Tears are very important for keeping the eyes healthy and feeling good. They are also beneficial for good vision. The act of blinking is what spreads the tears across the eye, keeping the eye's surface clear and smooth. When the eyes do not produce enough tears, the right kind of tears, or the tears that are produced do not properly reach the eye, dry eye can occur.
Symptoms of Dry Eye
- Stinging or burning feeling in the eye.
- Scratchy or gritty feeling like there issomething in the eye.
- Strings of mucus in or around the eyes.
- Red or irritated eyes.
- Painful when wearing contact lenses.
- Excessive tearing. The eyes often respond to dry eye by over-producing tears.
Causes of Dry Eye
As people age, their eyes tend to make fewer tears. While men and women both get dry eye, it is more common in women due to hormone changes caused by menopause. The following are some causes of dry eye:
- Certain diseases, such as rheumatoid arthritis, sjögren’s syndrome, thyroid disease, and lupus.
- Blepharitis (when eyelids are swollen or red.)
- Meibomian Gland Dysfunction.
- Entropion (when lower eyelids turn inward); ectropion (lower eyelids turn outward.)
- Being in smoke, wind or a very dry climate.
- Activities that reduce blinking such as looking at a computer screen or reading for extended periods of time.
- Wearing contact lenses for long periods of time.
- Having refractive eye surgery, such as LASIK.
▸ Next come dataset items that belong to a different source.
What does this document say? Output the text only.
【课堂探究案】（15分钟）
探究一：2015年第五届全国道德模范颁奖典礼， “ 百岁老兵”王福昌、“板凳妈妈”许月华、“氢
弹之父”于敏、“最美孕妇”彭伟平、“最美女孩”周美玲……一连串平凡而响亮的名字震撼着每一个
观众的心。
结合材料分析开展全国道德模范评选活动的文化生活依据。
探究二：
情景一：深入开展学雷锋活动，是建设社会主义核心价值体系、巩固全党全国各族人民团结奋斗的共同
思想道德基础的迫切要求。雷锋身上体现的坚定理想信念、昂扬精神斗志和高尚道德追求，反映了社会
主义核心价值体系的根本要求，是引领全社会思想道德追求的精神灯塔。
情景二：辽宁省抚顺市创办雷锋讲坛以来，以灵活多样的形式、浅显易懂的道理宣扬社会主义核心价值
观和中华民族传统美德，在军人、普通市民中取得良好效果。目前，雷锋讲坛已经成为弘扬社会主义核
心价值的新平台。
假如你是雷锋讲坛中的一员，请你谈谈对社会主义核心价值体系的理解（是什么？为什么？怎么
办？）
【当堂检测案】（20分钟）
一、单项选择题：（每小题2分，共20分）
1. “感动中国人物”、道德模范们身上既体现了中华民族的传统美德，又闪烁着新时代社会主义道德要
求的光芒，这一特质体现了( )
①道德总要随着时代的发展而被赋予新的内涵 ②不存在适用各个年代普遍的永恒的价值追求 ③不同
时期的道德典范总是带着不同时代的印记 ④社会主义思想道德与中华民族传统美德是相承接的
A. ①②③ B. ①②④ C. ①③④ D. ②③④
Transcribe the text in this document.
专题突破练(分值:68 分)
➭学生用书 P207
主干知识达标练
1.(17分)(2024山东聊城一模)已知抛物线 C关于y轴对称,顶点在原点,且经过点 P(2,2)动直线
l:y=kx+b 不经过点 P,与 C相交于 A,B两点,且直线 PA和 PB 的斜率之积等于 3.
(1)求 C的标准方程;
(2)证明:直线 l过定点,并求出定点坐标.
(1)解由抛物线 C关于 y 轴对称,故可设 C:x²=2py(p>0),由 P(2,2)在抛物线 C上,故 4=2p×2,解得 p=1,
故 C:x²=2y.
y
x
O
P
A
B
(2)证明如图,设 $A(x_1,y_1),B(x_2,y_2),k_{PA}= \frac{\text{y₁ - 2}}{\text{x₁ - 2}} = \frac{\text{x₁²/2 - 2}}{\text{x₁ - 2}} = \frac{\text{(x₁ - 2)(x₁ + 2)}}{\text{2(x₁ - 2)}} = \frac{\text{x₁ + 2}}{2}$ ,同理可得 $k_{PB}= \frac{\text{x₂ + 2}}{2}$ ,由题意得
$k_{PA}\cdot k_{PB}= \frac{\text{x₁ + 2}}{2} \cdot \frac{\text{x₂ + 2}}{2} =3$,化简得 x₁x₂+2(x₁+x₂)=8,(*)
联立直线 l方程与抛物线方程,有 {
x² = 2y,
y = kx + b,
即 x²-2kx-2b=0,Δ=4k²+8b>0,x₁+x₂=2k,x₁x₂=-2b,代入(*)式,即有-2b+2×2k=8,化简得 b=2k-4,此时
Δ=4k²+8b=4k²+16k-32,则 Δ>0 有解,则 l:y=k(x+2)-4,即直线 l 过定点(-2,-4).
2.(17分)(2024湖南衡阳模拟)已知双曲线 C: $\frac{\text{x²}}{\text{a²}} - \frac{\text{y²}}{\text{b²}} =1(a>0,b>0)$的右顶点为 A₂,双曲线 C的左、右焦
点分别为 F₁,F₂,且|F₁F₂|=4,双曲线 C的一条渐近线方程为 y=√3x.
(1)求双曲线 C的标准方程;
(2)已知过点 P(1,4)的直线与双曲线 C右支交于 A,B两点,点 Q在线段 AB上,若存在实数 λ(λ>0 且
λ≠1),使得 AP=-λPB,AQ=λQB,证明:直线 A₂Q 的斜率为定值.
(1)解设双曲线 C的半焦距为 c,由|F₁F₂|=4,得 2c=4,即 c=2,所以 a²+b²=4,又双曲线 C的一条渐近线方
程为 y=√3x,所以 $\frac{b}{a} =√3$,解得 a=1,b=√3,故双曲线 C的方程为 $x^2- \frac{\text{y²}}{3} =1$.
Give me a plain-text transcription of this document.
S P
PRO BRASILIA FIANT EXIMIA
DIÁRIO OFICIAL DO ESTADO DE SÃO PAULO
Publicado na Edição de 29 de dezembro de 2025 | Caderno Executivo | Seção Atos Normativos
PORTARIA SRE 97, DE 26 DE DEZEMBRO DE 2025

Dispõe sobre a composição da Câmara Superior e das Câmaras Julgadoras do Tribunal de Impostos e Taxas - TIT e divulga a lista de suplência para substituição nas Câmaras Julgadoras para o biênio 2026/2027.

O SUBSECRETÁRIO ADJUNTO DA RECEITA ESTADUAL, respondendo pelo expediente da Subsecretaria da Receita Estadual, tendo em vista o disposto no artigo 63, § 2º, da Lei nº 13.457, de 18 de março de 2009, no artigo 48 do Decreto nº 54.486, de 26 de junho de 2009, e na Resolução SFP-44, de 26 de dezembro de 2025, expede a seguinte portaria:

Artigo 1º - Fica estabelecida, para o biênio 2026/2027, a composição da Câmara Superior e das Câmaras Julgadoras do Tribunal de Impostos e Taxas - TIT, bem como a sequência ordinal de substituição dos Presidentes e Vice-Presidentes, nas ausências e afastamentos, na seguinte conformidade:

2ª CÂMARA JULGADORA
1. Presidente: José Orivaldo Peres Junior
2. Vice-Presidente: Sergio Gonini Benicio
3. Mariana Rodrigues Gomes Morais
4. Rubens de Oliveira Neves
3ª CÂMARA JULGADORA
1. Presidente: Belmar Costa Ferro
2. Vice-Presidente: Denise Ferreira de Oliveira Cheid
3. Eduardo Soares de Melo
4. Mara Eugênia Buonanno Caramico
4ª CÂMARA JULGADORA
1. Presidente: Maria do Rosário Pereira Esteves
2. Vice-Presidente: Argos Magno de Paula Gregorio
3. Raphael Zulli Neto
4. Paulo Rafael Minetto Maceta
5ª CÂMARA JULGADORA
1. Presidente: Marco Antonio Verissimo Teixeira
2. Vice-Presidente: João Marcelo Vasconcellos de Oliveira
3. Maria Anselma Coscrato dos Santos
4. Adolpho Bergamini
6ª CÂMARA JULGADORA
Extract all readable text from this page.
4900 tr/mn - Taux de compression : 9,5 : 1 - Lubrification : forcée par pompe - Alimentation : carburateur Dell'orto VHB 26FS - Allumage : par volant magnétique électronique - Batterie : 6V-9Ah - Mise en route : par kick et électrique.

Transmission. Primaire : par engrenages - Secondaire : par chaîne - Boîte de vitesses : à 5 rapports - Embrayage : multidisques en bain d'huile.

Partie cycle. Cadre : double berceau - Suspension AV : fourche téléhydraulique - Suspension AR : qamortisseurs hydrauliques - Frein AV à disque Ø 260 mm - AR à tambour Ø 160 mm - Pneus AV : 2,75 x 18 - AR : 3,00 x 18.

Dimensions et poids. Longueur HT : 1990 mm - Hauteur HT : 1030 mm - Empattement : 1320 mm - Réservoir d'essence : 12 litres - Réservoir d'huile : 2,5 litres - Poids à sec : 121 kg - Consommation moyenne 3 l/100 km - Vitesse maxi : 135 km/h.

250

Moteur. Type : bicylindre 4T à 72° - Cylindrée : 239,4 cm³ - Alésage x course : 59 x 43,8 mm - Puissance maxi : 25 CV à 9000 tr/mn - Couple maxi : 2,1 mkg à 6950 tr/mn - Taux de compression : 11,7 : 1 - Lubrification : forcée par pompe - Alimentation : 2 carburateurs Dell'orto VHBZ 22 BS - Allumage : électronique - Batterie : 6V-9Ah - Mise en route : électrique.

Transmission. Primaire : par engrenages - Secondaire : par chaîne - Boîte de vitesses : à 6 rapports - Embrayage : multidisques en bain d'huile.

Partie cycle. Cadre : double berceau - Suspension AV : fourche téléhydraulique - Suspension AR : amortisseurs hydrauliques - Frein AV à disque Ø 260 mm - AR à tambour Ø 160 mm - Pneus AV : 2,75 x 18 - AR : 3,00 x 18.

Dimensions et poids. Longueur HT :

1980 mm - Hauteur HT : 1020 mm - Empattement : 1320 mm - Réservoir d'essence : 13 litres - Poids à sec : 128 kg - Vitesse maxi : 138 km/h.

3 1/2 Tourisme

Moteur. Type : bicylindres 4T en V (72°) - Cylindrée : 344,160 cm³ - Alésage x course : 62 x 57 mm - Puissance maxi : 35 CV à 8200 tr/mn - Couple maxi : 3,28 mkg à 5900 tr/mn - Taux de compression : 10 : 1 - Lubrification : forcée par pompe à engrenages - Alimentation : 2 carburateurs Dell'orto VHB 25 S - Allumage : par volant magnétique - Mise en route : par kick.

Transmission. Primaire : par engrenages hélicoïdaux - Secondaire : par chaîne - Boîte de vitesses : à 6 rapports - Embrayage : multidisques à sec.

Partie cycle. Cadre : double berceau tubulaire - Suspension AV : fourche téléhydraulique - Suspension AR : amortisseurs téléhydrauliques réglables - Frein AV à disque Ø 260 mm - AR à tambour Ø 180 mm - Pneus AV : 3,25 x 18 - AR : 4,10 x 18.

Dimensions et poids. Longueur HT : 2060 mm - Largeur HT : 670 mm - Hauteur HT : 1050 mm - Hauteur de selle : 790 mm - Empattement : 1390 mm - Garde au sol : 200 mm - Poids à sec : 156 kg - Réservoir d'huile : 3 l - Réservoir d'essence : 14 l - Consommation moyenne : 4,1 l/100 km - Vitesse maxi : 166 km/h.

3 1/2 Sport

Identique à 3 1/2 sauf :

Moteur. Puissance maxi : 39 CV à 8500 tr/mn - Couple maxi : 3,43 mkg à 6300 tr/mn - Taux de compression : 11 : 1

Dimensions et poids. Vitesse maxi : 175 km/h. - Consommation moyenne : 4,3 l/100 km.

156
- Certain medicines can also contribute to dry eye include:
Diuretics (water pills) for high blood pressure
Beta-blockers for heart problems or high blood pressure
Allergy medicines (antihistamines)
Dry Eye Treatments
Mild dry eye symptoms may be treated with over-the-counter medications such as artificial tears, gels and ointments. Artificial tears are eye drops that are like your own tears. You can use artificial tears as often as you need to, and can buy them without a prescription. There are many brands on the market, so try a few until you find a brand that works best for you.
If you use artificial tears more than six times a day or are allergic to preservatives, you should use preservative-free tears. If artificial tears with preservatives are used frequently, these chemicals may start to irritate your eyes.
Depending on your specific condition, Dr. Victor may suggest blocking the tear ducts. This makes your natural tears stay in your eyes longer. Tiny silicone or gel plugs (called punctal plugs) are inserted in the tear ducts at the inner corners of the eye to keep tears on the eyes longer. Punctal occulsion is a simple in office procedure to provide longer contact time with a patient's own tears. In severe cases, surgical closure of the drainage ducts by thermal punctal cautery may be recommended to close the tear ducts permanently.